Dalam pernyataan panjang di Instagram, Kyrgios mengakui "kesalahan besar" dan menerima tanggung jawab penuh. Ia mengaku cedera yang dideritanya selama bertahun-tahun telah "menggerogoti mental dan fisik". "Tubuh saya tidak mampu melakukan apa yang pikiran saya harapkan," tulisnya. Ia juga menyampaikan permintaan maaf kepada penggemar, keluarga, sponsor, dan terutama anak-anak yang mengikutinya. "Saya tahu contoh yang saya berikan ini, dan saya sangat kecewa pada diri sendiri," tambahnya.

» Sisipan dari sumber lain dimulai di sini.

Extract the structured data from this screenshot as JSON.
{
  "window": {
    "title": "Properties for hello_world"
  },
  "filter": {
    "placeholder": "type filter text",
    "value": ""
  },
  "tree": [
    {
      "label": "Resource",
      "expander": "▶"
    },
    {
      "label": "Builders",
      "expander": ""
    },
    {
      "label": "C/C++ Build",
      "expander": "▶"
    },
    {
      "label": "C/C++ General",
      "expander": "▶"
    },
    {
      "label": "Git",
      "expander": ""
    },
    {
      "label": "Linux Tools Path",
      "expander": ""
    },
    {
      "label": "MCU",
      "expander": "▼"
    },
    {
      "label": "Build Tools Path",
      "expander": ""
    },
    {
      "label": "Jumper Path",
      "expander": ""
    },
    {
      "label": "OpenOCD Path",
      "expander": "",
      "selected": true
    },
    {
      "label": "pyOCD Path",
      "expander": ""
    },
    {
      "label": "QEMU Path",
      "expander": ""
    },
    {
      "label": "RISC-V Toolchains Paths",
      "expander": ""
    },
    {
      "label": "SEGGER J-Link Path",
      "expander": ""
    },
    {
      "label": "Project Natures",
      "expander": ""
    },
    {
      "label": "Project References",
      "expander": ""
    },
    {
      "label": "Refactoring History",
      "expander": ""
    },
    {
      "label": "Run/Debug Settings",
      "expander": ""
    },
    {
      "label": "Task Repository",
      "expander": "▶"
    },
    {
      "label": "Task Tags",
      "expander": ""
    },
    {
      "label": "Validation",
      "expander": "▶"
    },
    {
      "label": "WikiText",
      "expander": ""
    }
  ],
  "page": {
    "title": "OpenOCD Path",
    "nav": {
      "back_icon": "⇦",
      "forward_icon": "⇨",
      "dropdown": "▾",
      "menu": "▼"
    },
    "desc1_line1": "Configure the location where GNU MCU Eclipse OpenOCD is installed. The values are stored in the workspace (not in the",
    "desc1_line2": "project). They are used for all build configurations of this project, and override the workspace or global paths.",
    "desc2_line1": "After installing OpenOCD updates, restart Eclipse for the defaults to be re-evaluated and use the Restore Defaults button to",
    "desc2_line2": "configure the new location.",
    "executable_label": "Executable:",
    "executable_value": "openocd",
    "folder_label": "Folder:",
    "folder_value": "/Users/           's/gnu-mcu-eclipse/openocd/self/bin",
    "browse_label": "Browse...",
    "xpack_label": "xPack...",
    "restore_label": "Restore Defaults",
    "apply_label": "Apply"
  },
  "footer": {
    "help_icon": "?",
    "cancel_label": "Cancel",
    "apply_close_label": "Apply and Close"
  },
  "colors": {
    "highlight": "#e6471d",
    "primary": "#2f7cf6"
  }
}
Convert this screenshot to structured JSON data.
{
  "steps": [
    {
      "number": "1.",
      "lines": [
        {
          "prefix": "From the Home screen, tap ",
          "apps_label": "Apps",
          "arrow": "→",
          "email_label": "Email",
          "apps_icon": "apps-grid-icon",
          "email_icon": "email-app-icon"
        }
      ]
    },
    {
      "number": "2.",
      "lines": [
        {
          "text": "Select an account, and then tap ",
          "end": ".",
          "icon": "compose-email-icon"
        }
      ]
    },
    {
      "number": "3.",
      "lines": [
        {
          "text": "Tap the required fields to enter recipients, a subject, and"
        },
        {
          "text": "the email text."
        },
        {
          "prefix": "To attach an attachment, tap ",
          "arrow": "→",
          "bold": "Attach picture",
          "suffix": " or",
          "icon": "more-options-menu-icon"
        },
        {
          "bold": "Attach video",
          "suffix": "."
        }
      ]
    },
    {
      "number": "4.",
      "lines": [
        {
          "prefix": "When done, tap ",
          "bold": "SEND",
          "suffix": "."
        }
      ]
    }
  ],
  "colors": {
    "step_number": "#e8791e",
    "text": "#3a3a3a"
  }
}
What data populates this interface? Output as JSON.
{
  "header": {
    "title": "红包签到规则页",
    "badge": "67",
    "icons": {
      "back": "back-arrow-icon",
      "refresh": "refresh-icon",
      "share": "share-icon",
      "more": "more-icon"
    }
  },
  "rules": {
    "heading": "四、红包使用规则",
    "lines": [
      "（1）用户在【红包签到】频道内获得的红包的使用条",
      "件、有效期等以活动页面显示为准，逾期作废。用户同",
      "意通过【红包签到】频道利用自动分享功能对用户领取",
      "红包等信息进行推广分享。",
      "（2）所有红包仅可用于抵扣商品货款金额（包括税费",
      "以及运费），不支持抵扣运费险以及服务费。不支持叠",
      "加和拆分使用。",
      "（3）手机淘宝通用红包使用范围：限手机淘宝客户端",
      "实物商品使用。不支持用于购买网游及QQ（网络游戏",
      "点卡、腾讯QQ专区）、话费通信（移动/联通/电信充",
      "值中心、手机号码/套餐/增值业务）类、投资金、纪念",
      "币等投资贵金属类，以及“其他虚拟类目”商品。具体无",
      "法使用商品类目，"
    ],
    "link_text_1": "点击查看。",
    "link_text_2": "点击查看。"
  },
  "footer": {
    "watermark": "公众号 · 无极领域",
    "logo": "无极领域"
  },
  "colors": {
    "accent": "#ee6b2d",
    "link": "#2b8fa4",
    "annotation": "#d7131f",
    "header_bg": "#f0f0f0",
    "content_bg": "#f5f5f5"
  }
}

Kyrgios memutuskan untuk menarik diri dari media sosial dan kehidupan publik selama 28 hari ke depan untuk "fokus memulihkan diri". Langkah ini dinilai sebagai upaya menenangkan situasi, sekaligus memberi ruang bagi proses hukum yang berjalan. Namun, pertanyaan besarnya adalah: apakah ini akhir dari karier seorang petenis yang dikenal brilian namun kontroversial?
Kokain masuk dalam daftar zat terlarang WADA sebagai stimulan dan zat yang disalahgunakan. Jika Kyrgios bisa membuktikan bahwa ia mengonsumsi kokain di luar masa kompetisi, hukuman maksimalnya hanya tiga bulan. Sebaliknya, jika terbukti mengonsumsi saat turnamen—mengingat sampel diambil saat Mallorca Open—ia menghadapi larangan hingga empat tahun. ITIA menegaskan bahwa sampel tersebut diambil saat turnamen, di mana Kyrgios kalah di babak pertama dari Adam Walton.
Kontroversi memang bukan hal baru bagi Kyrgios. Sepanjang kariernya, ia kerap menuai kritik karena ulahnya di lapangan—merusak raket, melontarkan kata-kata kasar, dan berdebat dengan wasit—yang berujung pada denda besar. Pada 2023, ia mengaku menyerang mantan pacarnya dan lolos dari hukuman pidana. Ia juga pernah dikritik karena komentar misoginis dan membagikan unggahan Andrew Tate, tokoh kontroversial yang mengaku misoginis. Ironisnya, ia justru vokal mengkritik penanganan kasus doping Jannik Sinner dan Iga Swiatek, menyebutnya "memuakkan" bagi tenis.
Di balik citra kontroversialnya, Kyrgios adalah pemain berbakat. Ia telah memenangkan tujuh gelar tunggal ATP, termasuk final Wimbledon 2022 yang kalah dari Novak Djokovic. Bersama Thanasi Kokkinakis, ia merebut gelar ganda Australia Terbuka 2022. Namun, perjalanan kariernya juga diwarnai perjuangan melawan masalah kesehatan mental. Ia pernah mengaku "benar-benar memikirkan bunuh diri" dan dirawat di rumah sakit jiwa di London setelah kekalahan di Wimbledon 2019.
Bagi penggemar tenis di Indonesia, kasus ini menjadi pengingat bahwa doping dan perilaku kontroversial bisa menghancurkan karier atlet papan atas. Di tengah maraknya kasus serupa di dunia olahraga, integritas menjadi isu krusial. Pertanyaannya, mampukah Kyrgios membuktikan bahwa ia layak mendapat keringanan hukuman? Atau akankah ini menjadi babak pamungkas dari karier yang penuh gejolak?